GM Chevy Bolt breaks electric car barriers
The GM Chevy Bolt is the first breakthrough electric car. It is affordable, has a 238 mile range on a full battery charge, seats four in contour seats, comes with a digital display that rivals your iPad and is fast!
The Bolt won Motor Trend’s Car of the Year because it is a game changer. I drove one over a mountain range separating Oceanside California and Palm Desert. No other electric car other than the $100,000 Tesla S could have done that. Importantly, the wonderfully equipped Bolt I was test driving costed $30,000 after tax rebates.
The Bolt is the best commuter vehicle sold in America. At 75 cents per gasoline gallon equivalent, no combustion engine car can touch it on fuel costs.

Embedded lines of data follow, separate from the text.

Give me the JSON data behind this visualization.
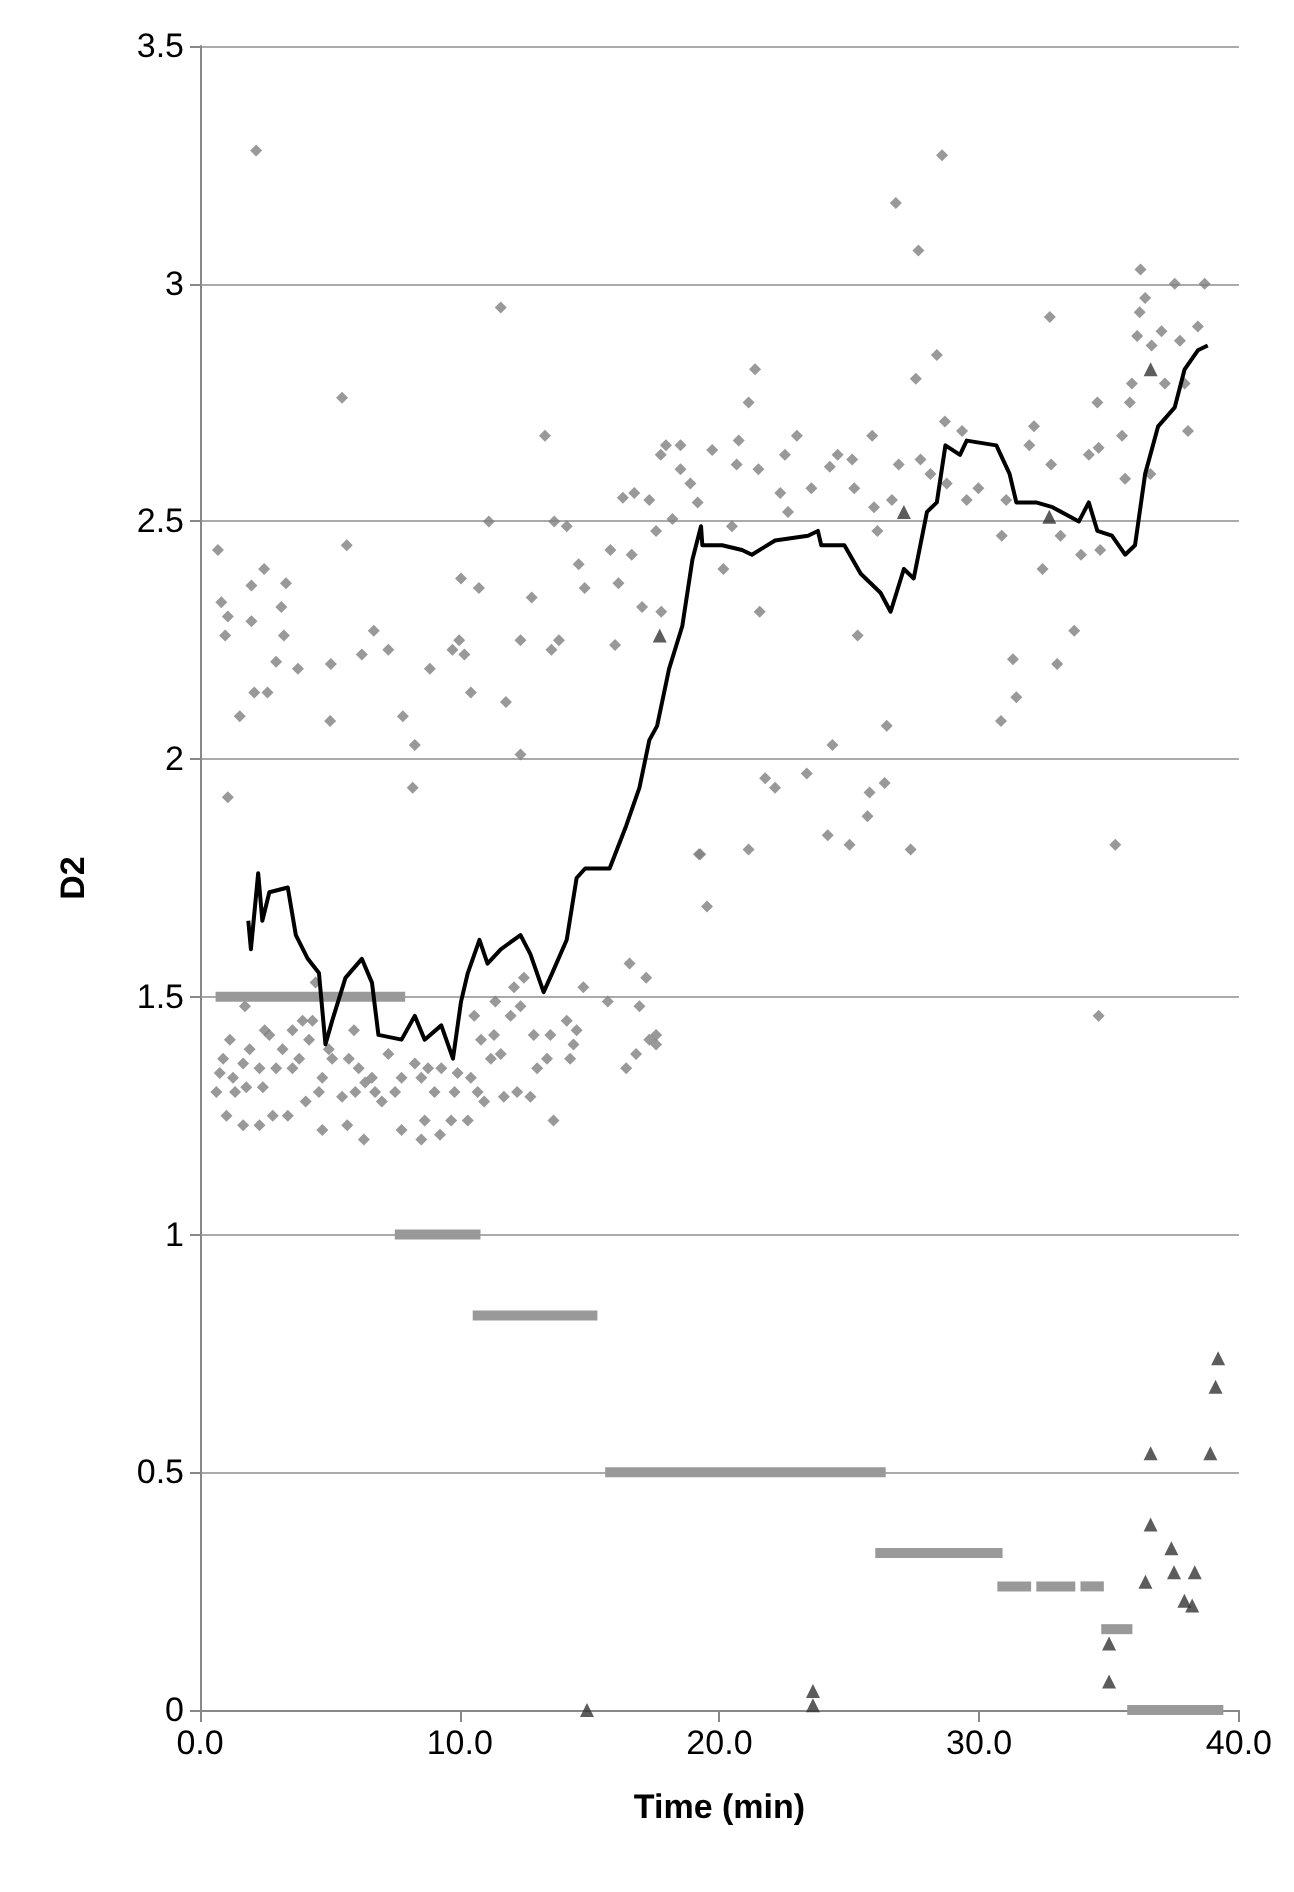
{
  "chart_data": {
    "type": "scatter",
    "xlabel": "Time (min)",
    "ylabel": "D2",
    "xlim": [
      0,
      40
    ],
    "ylim": [
      0,
      3.5
    ],
    "xticks": [
      {
        "value": 0,
        "label": "0.0"
      },
      {
        "value": 10,
        "label": "10.0"
      },
      {
        "value": 20,
        "label": "20.0"
      },
      {
        "value": 30,
        "label": "30.0"
      },
      {
        "value": 40,
        "label": "40.0"
      }
    ],
    "yticks": [
      0,
      0.5,
      1,
      1.5,
      2,
      2.5,
      3,
      3.5
    ],
    "grid": "y",
    "series": [
      {
        "marker": "diamond",
        "color": "#808080",
        "x": [
          2.16,
          11.58,
          5.47,
          13.28,
          0.69,
          5.65,
          0.82,
          1.07,
          0.97,
          1.98,
          2.47,
          3.31,
          3.13,
          3.23,
          1.98,
          2.93,
          3.77,
          2.09,
          2.6,
          1.53,
          1.07,
          5.04,
          5.01,
          6.23,
          6.69,
          7.25,
          7.81,
          8.27,
          8.19,
          8.85,
          9.72,
          9.98,
          10.18,
          10.05,
          10.74,
          10.43,
          11.12,
          11.78,
          12.34,
          12.34,
          12.77,
          13.53,
          13.82,
          13.64,
          14.12,
          14.58,
          14.81,
          15.8,
          15.98,
          16.11,
          16.62,
          17.02,
          17.76,
          16.28,
          16.72,
          17.3,
          17.74,
          17.94,
          18.5,
          18.5,
          18.88,
          19.72,
          19.16,
          17.56,
          18.19,
          19.21,
          21.37,
          21.12,
          20.74,
          21.5,
          20.66,
          22.34,
          22.52,
          22.98,
          23.54,
          24.25,
          24.55,
          25.11,
          25.19,
          25.88,
          25.95,
          26.08,
          26.64,
          26.9,
          22.64,
          20.48,
          20.15,
          21.55,
          25.32,
          24.35,
          26.44,
          21.76,
          22.14,
          23.36,
          24.17,
          25.01,
          25.7,
          25.78,
          26.36,
          27.36,
          19.26,
          21.12,
          26.79,
          28.57,
          27.66,
          28.37,
          27.56,
          28.68,
          27.74,
          28.12,
          28.75,
          29.52,
          29.97,
          29.34,
          30.87,
          31.04,
          31.93,
          32.11,
          32.77,
          32.44,
          33.13,
          33.92,
          34.66,
          34.22,
          34.55,
          34.6,
          35.5,
          35.62,
          35.8,
          35.88,
          36.08,
          36.18,
          36.39,
          36.21,
          32.72,
          37.02,
          36.64,
          37.15,
          37.53,
          38.68,
          38.42,
          37.73,
          38.04,
          37.91,
          36.59,
          31.3,
          31.43,
          30.84,
          33.0,
          33.66,
          35.24,
          34.6,
          19.52,
          17.56,
          17.56,
          16.54,
          17.18,
          15.7,
          14.76,
          16.92,
          16.41,
          16.79,
          17.3,
          13.61,
          14.38,
          14.5,
          14.12,
          14.25,
          13.36,
          13.49,
          12.85,
          12.98,
          12.34,
          12.47,
          12.09,
          11.96,
          11.58,
          11.7,
          12.21,
          12.72,
          10.82,
          11.2,
          11.32,
          10.56,
          11.37,
          10.94,
          10.31,
          10.43,
          9.8,
          9.92,
          9.29,
          9.03,
          8.78,
          8.52,
          8.27,
          8.65,
          8.52,
          9.24,
          7.76,
          7.51,
          7.25,
          7.76,
          7.0,
          6.74,
          6.62,
          6.36,
          6.11,
          5.98,
          5.93,
          6.31,
          5.67,
          5.47,
          5.73,
          5.09,
          4.96,
          4.71,
          4.58,
          4.71,
          4.07,
          4.33,
          3.95,
          4.2,
          3.82,
          3.56,
          3.38,
          3.56,
          3.18,
          2.93,
          2.8,
          2.67,
          2.49,
          2.29,
          2.42,
          2.29,
          1.66,
          1.91,
          1.66,
          1.15,
          0.89,
          0.76,
          1.27,
          0.63,
          1.35,
          1.78,
          1.02,
          1.73,
          4.45,
          9.67,
          10.69
        ],
        "values": [
          3.28,
          2.95,
          2.76,
          2.68,
          2.44,
          2.45,
          2.33,
          2.3,
          2.26,
          2.365,
          2.4,
          2.37,
          2.32,
          2.26,
          2.29,
          2.205,
          2.19,
          2.14,
          2.14,
          2.09,
          1.92,
          2.2,
          2.08,
          2.22,
          2.27,
          2.23,
          2.09,
          2.03,
          1.94,
          2.19,
          2.23,
          2.25,
          2.22,
          2.38,
          2.36,
          2.14,
          2.5,
          2.12,
          2.25,
          2.01,
          2.34,
          2.23,
          2.25,
          2.5,
          2.49,
          2.41,
          2.36,
          2.44,
          2.24,
          2.37,
          2.43,
          2.32,
          2.31,
          2.55,
          2.56,
          2.545,
          2.64,
          2.66,
          2.66,
          2.61,
          2.58,
          2.65,
          2.54,
          2.48,
          2.505,
          1.8,
          2.82,
          2.75,
          2.67,
          2.61,
          2.62,
          2.56,
          2.64,
          2.68,
          2.57,
          2.615,
          2.64,
          2.63,
          2.57,
          2.68,
          2.53,
          2.48,
          2.545,
          2.62,
          2.52,
          2.49,
          2.4,
          2.31,
          2.26,
          2.03,
          2.07,
          1.96,
          1.94,
          1.97,
          1.84,
          1.82,
          1.88,
          1.93,
          1.95,
          1.81,
          1.8,
          1.81,
          3.17,
          3.27,
          3.07,
          2.85,
          2.8,
          2.71,
          2.63,
          2.6,
          2.58,
          2.545,
          2.57,
          2.69,
          2.47,
          2.545,
          2.66,
          2.7,
          2.62,
          2.4,
          2.47,
          2.43,
          2.44,
          2.64,
          2.75,
          2.655,
          2.68,
          2.59,
          2.75,
          2.79,
          2.89,
          2.94,
          2.97,
          3.03,
          2.93,
          2.9,
          2.87,
          2.79,
          3.0,
          3.0,
          2.91,
          2.88,
          2.69,
          2.79,
          2.6,
          2.21,
          2.13,
          2.08,
          2.2,
          2.27,
          1.82,
          1.46,
          1.69,
          1.42,
          1.4,
          1.57,
          1.54,
          1.49,
          1.52,
          1.48,
          1.35,
          1.38,
          1.41,
          1.24,
          1.4,
          1.43,
          1.45,
          1.37,
          1.37,
          1.42,
          1.42,
          1.35,
          1.48,
          1.54,
          1.52,
          1.46,
          1.38,
          1.29,
          1.3,
          1.29,
          1.41,
          1.37,
          1.42,
          1.46,
          1.49,
          1.28,
          1.24,
          1.33,
          1.3,
          1.34,
          1.35,
          1.3,
          1.35,
          1.33,
          1.36,
          1.24,
          1.2,
          1.21,
          1.33,
          1.3,
          1.38,
          1.22,
          1.28,
          1.3,
          1.33,
          1.32,
          1.35,
          1.3,
          1.43,
          1.2,
          1.23,
          1.29,
          1.37,
          1.37,
          1.39,
          1.33,
          1.3,
          1.22,
          1.28,
          1.45,
          1.45,
          1.41,
          1.37,
          1.35,
          1.25,
          1.43,
          1.39,
          1.35,
          1.25,
          1.42,
          1.43,
          1.35,
          1.31,
          1.23,
          1.23,
          1.39,
          1.36,
          1.41,
          1.37,
          1.34,
          1.33,
          1.3,
          1.3,
          1.31,
          1.25,
          1.48,
          1.53,
          1.24,
          1.3
        ]
      },
      {
        "type": "line",
        "marker": "none",
        "color": "#999999",
        "x": [
          0.6,
          7.9
        ],
        "values": [
          1.5,
          1.5
        ]
      },
      {
        "type": "line",
        "marker": "none",
        "color": "#999999",
        "x": [
          7.5,
          10.8
        ],
        "values": [
          1.0,
          1.0
        ]
      },
      {
        "type": "line",
        "marker": "none",
        "color": "#999999",
        "x": [
          10.5,
          15.3
        ],
        "values": [
          0.83,
          0.83
        ]
      },
      {
        "type": "line",
        "marker": "none",
        "color": "#999999",
        "x": [
          15.6,
          26.4
        ],
        "values": [
          0.5,
          0.5
        ]
      },
      {
        "type": "line",
        "marker": "none",
        "color": "#999999",
        "x": [
          26.0,
          30.9
        ],
        "values": [
          0.33,
          0.33
        ]
      },
      {
        "type": "line",
        "marker": "none",
        "color": "#999999",
        "x": [
          30.7,
          32.0
        ],
        "values": [
          0.26,
          0.26
        ]
      },
      {
        "type": "line",
        "marker": "none",
        "color": "#999999",
        "x": [
          32.2,
          33.7
        ],
        "values": [
          0.26,
          0.26
        ]
      },
      {
        "type": "line",
        "marker": "none",
        "color": "#999999",
        "x": [
          33.9,
          34.8
        ],
        "values": [
          0.26,
          0.26
        ]
      },
      {
        "type": "line",
        "marker": "none",
        "color": "#999999",
        "x": [
          34.7,
          35.9
        ],
        "values": [
          0.17,
          0.17
        ]
      },
      {
        "type": "line",
        "marker": "none",
        "color": "#999999",
        "x": [
          35.7,
          39.4
        ],
        "values": [
          0,
          0
        ]
      },
      {
        "type": "line",
        "marker": "none",
        "color": "#000000",
        "x": [
          1.86,
          1.96,
          2.24,
          2.4,
          2.67,
          3.38,
          3.69,
          4.15,
          4.58,
          4.83,
          5.09,
          5.6,
          6.23,
          6.62,
          6.87,
          7.76,
          8.27,
          8.65,
          9.29,
          9.74,
          10.05,
          10.31,
          10.76,
          11.07,
          11.58,
          12.34,
          12.72,
          13.23,
          13.56,
          14.12,
          14.5,
          14.83,
          15.77,
          16.41,
          16.92,
          17.3,
          17.6,
          18.06,
          18.57,
          18.96,
          19.29,
          19.34,
          20.1,
          20.87,
          21.25,
          22.14,
          23.41,
          23.79,
          23.92,
          24.81,
          25.44,
          26.2,
          26.59,
          27.1,
          27.48,
          27.99,
          28.37,
          28.7,
          29.26,
          29.52,
          30.66,
          31.17,
          31.43,
          32.19,
          32.82,
          33.84,
          34.22,
          34.55,
          35.11,
          35.62,
          36.0,
          36.39,
          36.89,
          37.53,
          37.91,
          38.42,
          38.8
        ],
        "values": [
          1.66,
          1.6,
          1.76,
          1.66,
          1.72,
          1.73,
          1.63,
          1.58,
          1.55,
          1.4,
          1.45,
          1.54,
          1.58,
          1.53,
          1.42,
          1.41,
          1.46,
          1.41,
          1.44,
          1.37,
          1.49,
          1.55,
          1.62,
          1.57,
          1.6,
          1.63,
          1.59,
          1.51,
          1.55,
          1.62,
          1.75,
          1.77,
          1.77,
          1.86,
          1.94,
          2.04,
          2.07,
          2.19,
          2.28,
          2.42,
          2.49,
          2.45,
          2.45,
          2.44,
          2.43,
          2.46,
          2.47,
          2.48,
          2.45,
          2.45,
          2.39,
          2.35,
          2.31,
          2.4,
          2.38,
          2.52,
          2.54,
          2.66,
          2.64,
          2.67,
          2.66,
          2.6,
          2.54,
          2.54,
          2.53,
          2.5,
          2.54,
          2.48,
          2.47,
          2.43,
          2.45,
          2.6,
          2.7,
          2.74,
          2.82,
          2.86,
          2.87
        ]
      },
      {
        "marker": "triangle",
        "color": "#333333",
        "x": [
          14.9,
          23.6,
          23.6,
          35.0,
          35.0,
          36.4,
          36.6,
          36.6,
          37.4,
          37.5,
          38.3,
          37.9,
          38.2,
          38.9,
          39.1,
          39.2,
          17.7,
          27.1,
          32.7,
          36.6
        ],
        "values": [
          0,
          0.04,
          0.01,
          0.14,
          0.06,
          0.27,
          0.54,
          0.39,
          0.34,
          0.29,
          0.29,
          0.23,
          0.22,
          0.54,
          0.68,
          0.74,
          2.26,
          2.52,
          2.51,
          2.82
        ]
      }
    ]
  }
}
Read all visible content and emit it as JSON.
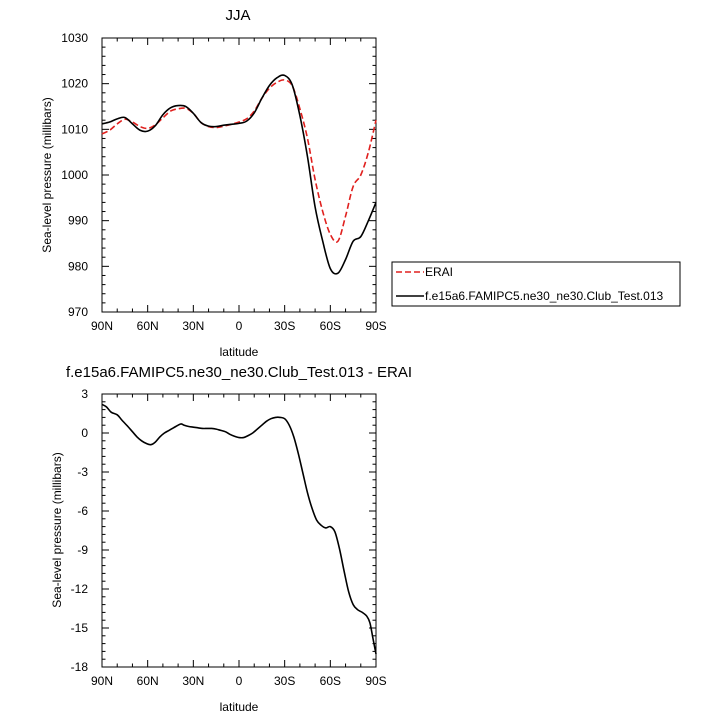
{
  "chart_data": [
    {
      "type": "line",
      "title": "JJA",
      "xlabel": "latitude",
      "ylabel": "Sea-level pressure (millibars)",
      "ylim": [
        970,
        1030
      ],
      "xlim": [
        -90,
        90
      ],
      "xticks": [
        "90N",
        "60N",
        "30N",
        "0",
        "30S",
        "60S",
        "90S"
      ],
      "yticks": [
        "970",
        "980",
        "990",
        "1000",
        "1010",
        "1020",
        "1030"
      ],
      "legend": "right",
      "series": [
        {
          "name": "ERAI",
          "color": "#e0201e",
          "dash": "dashed",
          "x": [
            -90,
            -85,
            -80,
            -75,
            -70,
            -65,
            -60,
            -55,
            -50,
            -45,
            -40,
            -35,
            -30,
            -25,
            -20,
            -15,
            -10,
            -5,
            0,
            5,
            10,
            15,
            20,
            25,
            30,
            35,
            40,
            45,
            50,
            55,
            60,
            65,
            70,
            75,
            80,
            85,
            90
          ],
          "y": [
            1009.0,
            1009.8,
            1011.2,
            1012.2,
            1011.6,
            1010.6,
            1010.2,
            1011.0,
            1012.5,
            1014.0,
            1014.5,
            1014.6,
            1013.5,
            1011.5,
            1010.6,
            1010.4,
            1010.7,
            1011.1,
            1011.6,
            1012.3,
            1014.0,
            1016.8,
            1019.0,
            1020.3,
            1020.8,
            1019.5,
            1014.5,
            1008.0,
            999.0,
            992.0,
            987.0,
            985.5,
            991.0,
            997.5,
            1000.0,
            1005.0,
            1012.0
          ]
        },
        {
          "name": "f.e15a6.FAMIPC5.ne30_ne30.Club_Test.013",
          "color": "#000000",
          "dash": "solid",
          "x": [
            -90,
            -85,
            -80,
            -75,
            -70,
            -65,
            -60,
            -55,
            -50,
            -45,
            -40,
            -35,
            -30,
            -25,
            -20,
            -15,
            -10,
            -5,
            0,
            5,
            10,
            15,
            20,
            25,
            30,
            35,
            40,
            45,
            50,
            55,
            60,
            65,
            70,
            75,
            80,
            85,
            90
          ],
          "y": [
            1011.2,
            1011.6,
            1012.3,
            1012.6,
            1011.2,
            1009.8,
            1009.6,
            1010.8,
            1013.2,
            1014.7,
            1015.2,
            1015.0,
            1013.5,
            1011.5,
            1010.7,
            1010.6,
            1010.9,
            1011.1,
            1011.3,
            1011.8,
            1013.6,
            1016.8,
            1019.6,
            1021.3,
            1021.8,
            1019.7,
            1013.0,
            1004.0,
            993.0,
            985.5,
            979.5,
            978.5,
            981.5,
            985.5,
            986.5,
            990.0,
            994.0
          ]
        }
      ]
    },
    {
      "type": "line",
      "title": "f.e15a6.FAMIPC5.ne30_ne30.Club_Test.013 - ERAI",
      "xlabel": "latitude",
      "ylabel": "Sea-level pressure (millibars)",
      "ylim": [
        -18,
        3
      ],
      "xlim": [
        -90,
        90
      ],
      "xticks": [
        "90N",
        "60N",
        "30N",
        "0",
        "30S",
        "60S",
        "90S"
      ],
      "yticks": [
        "-18",
        "-15",
        "-12",
        "-9",
        "-6",
        "-3",
        "0",
        "3"
      ],
      "series": [
        {
          "color": "#000000",
          "dash": "solid",
          "x": [
            -90,
            -87,
            -84,
            -80,
            -77,
            -73,
            -70,
            -67,
            -64,
            -61,
            -58,
            -55,
            -52,
            -49,
            -46,
            -43,
            -40,
            -38,
            -36,
            -33,
            -30,
            -27,
            -24,
            -21,
            -18,
            -15,
            -12,
            -9,
            -6,
            -3,
            0,
            3,
            6,
            9,
            12,
            15,
            18,
            21,
            24,
            27,
            30,
            33,
            36,
            39,
            42,
            45,
            48,
            51,
            54,
            57,
            60,
            63,
            66,
            69,
            72,
            75,
            78,
            81,
            84,
            86,
            88,
            90
          ],
          "y": [
            2.2,
            2.0,
            1.6,
            1.4,
            1.0,
            0.5,
            0.1,
            -0.3,
            -0.6,
            -0.8,
            -0.9,
            -0.7,
            -0.3,
            0.0,
            0.2,
            0.4,
            0.6,
            0.7,
            0.6,
            0.5,
            0.45,
            0.4,
            0.35,
            0.35,
            0.35,
            0.3,
            0.2,
            0.1,
            -0.1,
            -0.25,
            -0.35,
            -0.35,
            -0.2,
            0.0,
            0.3,
            0.6,
            0.9,
            1.1,
            1.2,
            1.2,
            1.1,
            0.6,
            -0.3,
            -1.6,
            -3.1,
            -4.6,
            -5.8,
            -6.7,
            -7.1,
            -7.3,
            -7.2,
            -7.6,
            -8.9,
            -10.6,
            -12.2,
            -13.2,
            -13.6,
            -13.8,
            -14.1,
            -14.6,
            -15.8,
            -17.0
          ]
        }
      ]
    }
  ]
}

You can drive the Bolt using just the accelerator thanks to the vehicle’s smart regenerative braking system. That sounds crazy, but after five minutes it becomes second nature. This system is a tension-reducing miracle for rush hour driving. When traffic congestion finally opens up, one touch of accelerator will push you forward at the speed of electrons.
Importantly, the Bolt is the first affordable solution to range anxiety. Most commuters will drive all week on a full battery charge. A Level Two home recharger will fill the battery overnight. For longer trips, the Bolt comes equipped to handle DC charging. I added 90 miles of range in around 30 minutes at one of California’s numerous public DC recharging stations.
Nissan Leaf is an affordable electric car choice
When I first drove the Nissan Leaf in 2011 it was a technology breakthrough. I loved everything about the car except its approximately 60 mile driving range. No matter how hard I tried to convince myself that I had enough electricity for that day’s driving, I was constantly worrying about running our of energy.
Today, the Nissan Leaf has a 100+ mile range. Each night, a Leaf owner can plug in their car and then drive three times the average daily commute the next morning.
The Nissan Leaf is no longer the single option for electric vehicles with a 100 mile full battery driving range. There are now eight vehicles with this capability. They range from a small SUV to a BMW.
Your electric car future
Most of us are still not ready to buy an electric car. That might change with the launch of the Tesla Model 3. It has the Tesla S sexy design, a 200+ mile driving range and will cost around $30,000 after tax rebates. 600,000 Tesla 3s have been pre-ordered before the first test drive. That scale of sales success will be a game changer for how America views electric cars. It holds the potential of demonstrating that electric cars are affordable, fast, fun and cool.
The Tesla 3 could be what the iPhone was to Nokia. It could be the first car you buy designed as a consumer electronic device!